Duval-Carrie’s new and re-imagined landscapes – Knight Foundation
Arts

Duval-Carrie’s new and re-imagined landscapes

“After Bierstad — The Landing of Columbus.”

The window at the back of this one gallery in the new Perez Art Museum Miami serves as a portal to the best of the city. From this perch you can see Biscayne Bay, all the boats and ships that have brought people and goods to this tip of the peninsula for ages, the causeway that leads across the glistening bay to Miami Beach.

It is not unlike the other portals in this room, which are a mixture of landscape-painting and tapestry-like new works from one of Miami’s best known artists, Eduoard Duval-Carrié.
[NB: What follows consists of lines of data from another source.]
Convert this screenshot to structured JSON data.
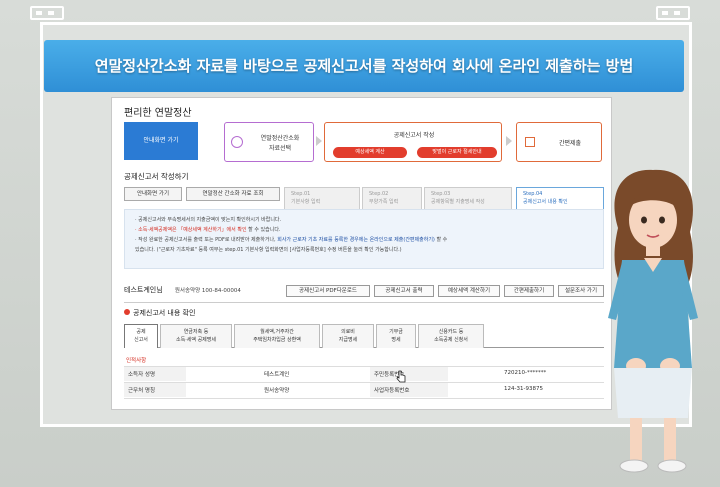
{
  "banner": {
    "title": "연말정산간소화 자료를 바탕으로 공제신고서를 작성하여 회사에 온라인 제출하는 방법"
  },
  "app": {
    "title": "편리한 연말정산",
    "start_button": "안내화면 가기",
    "flow": {
      "step1_line1": "연말정산간소화",
      "step1_line2": "자료선택",
      "step2_title": "공제신고서 작성",
      "step2_pill_a": "예상세액 계산",
      "step2_pill_b": "맞벌이 근로자 절세안내",
      "step3_title": "간편제출"
    },
    "section_title": "공제신고서 작성하기",
    "buttons": {
      "guide": "안내화면 가기",
      "lookup": "연말정산 간소화 자료 조회"
    },
    "steps": [
      {
        "num": "Step.01",
        "label": "기본사항 입력"
      },
      {
        "num": "Step.02",
        "label": "부양가족 입력"
      },
      {
        "num": "Step.03",
        "label": "공제항목별 지출명세 작성"
      },
      {
        "num": "Step.04",
        "label": "공제신고서 내용 확인"
      }
    ],
    "notice": {
      "line1": "· 공제신고서와 부속명세서의 지출금액이 맞는지 확인하시기 바랍니다.",
      "line2_red": "· 소득·세액공제액은 「예상세액 계산하기」에서 확인",
      "line2_rest": "할 수 있습니다.",
      "line3": "· 작성 완료한 공제신고서를 출력 또는 PDF로 내려받아 제출하거나,",
      "line3_blue": "회사가 근로자 기초 자료를 등록한 경우에는 온라인으로 제출(간편제출하기)",
      "line3_end": "할 수",
      "line4": "있습니다. (\"근로자 기초자료\" 등록 여부는 step.01 기본사항 입력화면의 [사업자등록번호] 수정 버튼을 눌러 확인 가능합니다.)"
    },
    "info": {
      "name": "테스트계인님",
      "company_label": "원서송약양 100-84-00004"
    },
    "actions": [
      "공제신고서 PDF다운로드",
      "공제신고서 출력",
      "예상세액 계산하기",
      "간편제출하기",
      "설문조사 가기"
    ],
    "confirm_title": "공제신고서 내용 확인",
    "tabs": [
      {
        "line1": "공제",
        "line2": "신고서"
      },
      {
        "line1": "연금저축 등",
        "line2": "소득·세액 공제명세"
      },
      {
        "line1": "월세액,거주자간",
        "line2": "주택임차차입금 상환액"
      },
      {
        "line1": "의료비",
        "line2": "지급명세"
      },
      {
        "line1": "기부금",
        "line2": "명세"
      },
      {
        "line1": "신용카드 등",
        "line2": "소득공제 신청서"
      }
    ],
    "personal_title": "인적사항",
    "rows": [
      {
        "k1": "소득자 성명",
        "v1": "테스트계인",
        "k2": "주민등록번호",
        "v2": "720210-*******"
      },
      {
        "k1": "근무처 명칭",
        "v1": "원서송약양",
        "k2": "사업자등록번호",
        "v2": "124-31-93875"
      }
    ]
  },
  "colors": {
    "banner": "#2f8fd6",
    "accent_blue": "#2b7bd4",
    "accent_red": "#e23d2d"
  }
}
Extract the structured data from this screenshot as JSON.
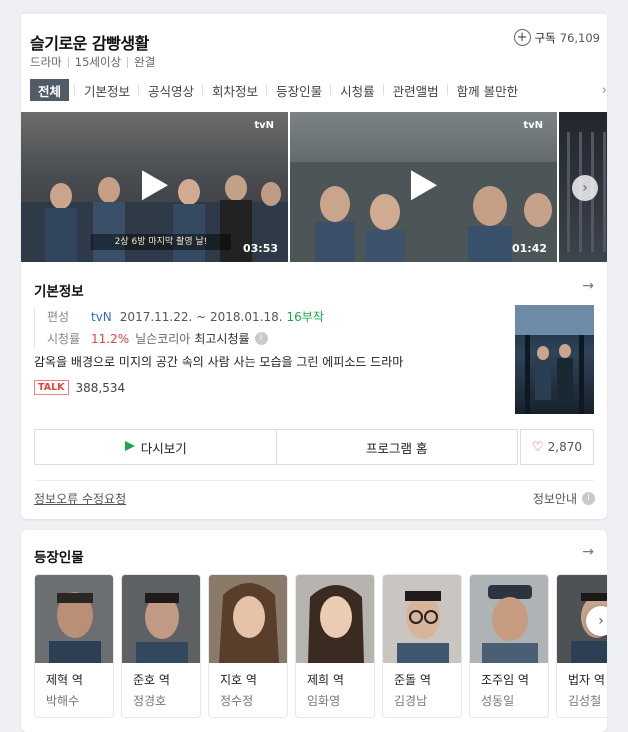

These allow us into a dreamy but troubling world of the Caribbean, past and present. They are stunning.

Although there are tell-tale signs in the pieces that most will recognize as coming from the hands of Duval- Carrié, they are also a departure. While most shine and glint from the use of silver glitter, the other colors are darker; black, muted blue, gray. They are images of a swampy, tropical land at twilight, after the rain. They are also all based on 19th-century European landscape-painting, when painter-adventurers were bringing to the Old World their version of the New — but usually without any of those lush land’s actual people. Duval-Carrié has re-inserted some of them into his 21st century interpretation, but as almost ghostlike creatures, or mythological figures. Not unlike two centuries ago, he seems to suggest, these inhabitants are still barely seen, ignored and invisible to the foreign eye except as myth.

Hanging in the middle of the room are two chandeliers, again referencing an Empire French salon, but these are infused with a purple light, and festooned with violet-colored resin figures that are, in fact, tiny sculptures of Florida Indians.

Make sure to walk around the room and look at the large paintings and lighting from all angles, including from the perspective of the window. “Imagined Landscapes” is a perfect fit for Miami.

“Imagined Landscapes” from Eduoard Duval-Carrié runs through August at PAMM, 1103 Biscayne Blvd., Miami; www.pamm.org.